Yeah, yeah, I know: That’s like naming someone the smartest Real Housewife—hardly high praise. But these little breakthroughs, after 18 seasons, means something: 1. That the people who go on these shows are not the most progressive bunch overall; and 2. That rules stated with authority, even with no real consequences for breaking them, is a force that can create serious oppression.
When The Bachelor started in 2002, the mere concept seemed unthinkable: Women competing for a man like a prize on a game show? one man would date dozens of women on television? This from a medium that once demanded married couples sleep in separate beds on sitcoms? But soon, it felt normal, even quaint, thanks to to all of those purposely execrable VH1 dating shows (e.g., A Shot at Love, Rock of Love).
What The Bachelor turned into was a mini-society even more determined than our own to elevate heterosexual marriage, strict beauty norms, and princess fantasies to a freakish degree. Quickly, the participants fell in line, punishing anyone in their weird little subculture for the tiniest rule infractions: for seeing the Bachelor outside prescribed dates, for expressing reservations about the “process” set out by the show, and most extraordinarily of all, for questioning the wisdom of sharing a man with several other women. The contestants even start to look (more) alike because they end up doing each other’s hair and makeup in their down time, as Jennifer Weiner explained in a fascinating breakdown of the show’s insanely restrictive beauty norms in the February issue of Allure.
Even more remarkable, the show’s once-a-year switched script, The Bachelorette, didn’t eliminate the ways these rules play against women. It definitely felt a little better to watch: Seeing the typically oppressed group in power is fun, and the Bachelorettes chosen tend to be more well-rounded, likeable people to appeal to the show’s predominantly female audience. But The Bachelorette still fetishizes fairy-tale weddings to Ken dolls as the ultimate goal in a woman’s life. (For brilliant, in-depth analysis of all The Bachelor/Bachelorette’s evils, check out Jennifer Pozner’s Reality Bites Back.)
Alas, I’m not convinced that this season of The Bachelor heralds a major change in attitudes: I think it might just signify the particular grossness of this season’s “prize.” In looking for its standard villain character, the show found only its Bachelor. (The death knell of the anti-hero trend?) If The Bachelor is brilliant at anything besides enforcing crazy rules, it’s having its cake and eating it too, throwing any given member of the cast under the bus whenever it suits the show.

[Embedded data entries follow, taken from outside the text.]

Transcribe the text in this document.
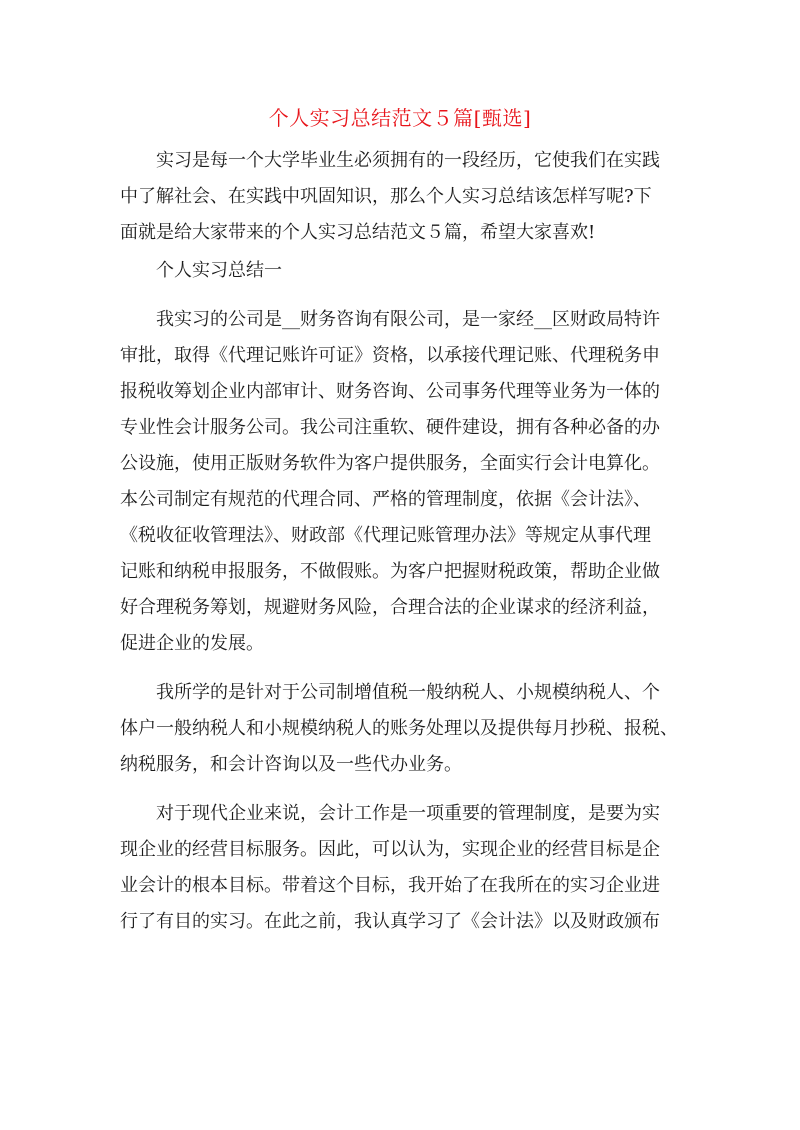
个人实习总结范文５篇[甄选]
　　实习是每一个大学毕业生必须拥有的一段经历，它使我们在实践
中了解社会、在实践中巩固知识，那么个人实习总结该怎样写呢?下
面就是给大家带来的个人实习总结范文５篇，希望大家喜欢!
　　个人实习总结一
　　我实习的公司是__财务咨询有限公司，是一家经__区财政局特许
审批，取得《代理记账许可证》资格，以承接代理记账、代理税务申
报税收筹划企业内部审计、财务咨询、公司事务代理等业务为一体的
专业性会计服务公司。我公司注重软、硬件建设，拥有各种必备的办
公设施，使用正版财务软件为客户提供服务，全面实行会计电算化。
本公司制定有规范的代理合同、严格的管理制度，依据《会计法》、
《税收征收管理法》、财政部《代理记账管理办法》等规定从事代理
记账和纳税申报服务，不做假账。为客户把握财税政策，帮助企业做
好合理税务筹划，规避财务风险，合理合法的企业谋求的经济利益，
促进企业的发展。
　　我所学的是针对于公司制增值税一般纳税人、小规模纳税人、个
体户一般纳税人和小规模纳税人的账务处理以及提供每月抄税、报税、
纳税服务，和会计咨询以及一些代办业务。
　　对于现代企业来说，会计工作是一项重要的管理制度，是要为实
现企业的经营目标服务。因此，可以认为，实现企业的经营目标是企
业会计的根本目标。带着这个目标，我开始了在我所在的实习企业进
行了有目的实习。在此之前，我认真学习了《会计法》以及财政颁布
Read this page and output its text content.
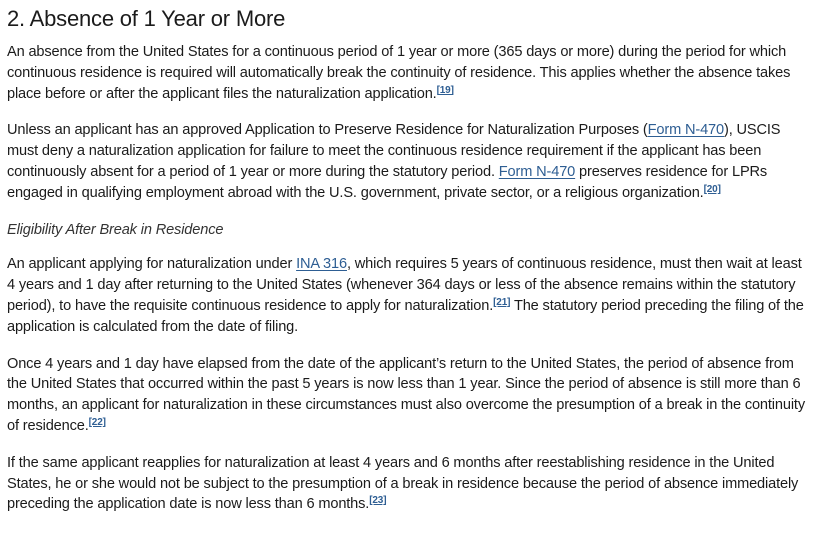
2. Absence of 1 Year or More

An absence from the United States for a continuous period of 1 year or more (365 days or more) during the period for which continuous residence is required will automatically break the continuity of residence. This applies whether the absence takes place before or after the applicant files the naturalization application.[19]

Unless an applicant has an approved Application to Preserve Residence for Naturalization Purposes (Form N-470), USCIS must deny a naturalization application for failure to meet the continuous residence requirement if the applicant has been continuously absent for a period of 1 year or more during the statutory period. Form N-470 preserves residence for LPRs engaged in qualifying employment abroad with the U.S. government, private sector, or a religious organization.[20]

Eligibility After Break in Residence

An applicant applying for naturalization under INA 316, which requires 5 years of continuous residence, must then wait at least 4 years and 1 day after returning to the United States (whenever 364 days or less of the absence remains within the statutory period), to have the requisite continuous residence to apply for naturalization.[21] The statutory period preceding the filing of the application is calculated from the date of filing.

Once 4 years and 1 day have elapsed from the date of the applicant’s return to the United States, the period of absence from the United States that occurred within the past 5 years is now less than 1 year. Since the period of absence is still more than 6 months, an applicant for naturalization in these circumstances must also overcome the presumption of a break in the continuity of residence.[22]

If the same applicant reapplies for naturalization at least 4 years and 6 months after reestablishing residence in the United States, he or she would not be subject to the presumption of a break in residence because the period of absence immediately preceding the application date is now less than 6 months.[23]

It makes me wonder, however, if the set-up of The Bachelor, or any reality dating show, could ever be “feminist”—or even less anti-feminist. It could relax its strange, no-sex-unless-we-say-so rules, or provide several men and women with no single “prize” individual; but that would just turn into a televised bacchanal like The Real World, Big Brother, or Paradise Hotel. (Remember that gem? No? Just me?) Surely the casting could get far more diverse, not just in racial and body-type makeup, but also in lifestyle choice: For starters, a real career woman looking for her equal could be The Bachelorette. (We could move a step closer to this next Bachelorette season, which must be Andi’s for the taking if she wants it—the show always casts the most-talked-about, most-liked Bachelor contestant in its next iteration, making the show a never-ending soap opera.) We could get a gay Bachelor or Bachelorette presented with more taste than previous cut-rate attempts like Boy Meets Boy.
But in the end, reality shows require artificial rules and stakes, not to mention certain physical types, to make them into what networks see as entertaining TV. And the only way that can truly be feminist is for the women subjected to these enforced norms to rise up against them far more than they’ve done on this season of The Bachelor. That would be even more mind-blowing than a Bachelor couple actually staying together.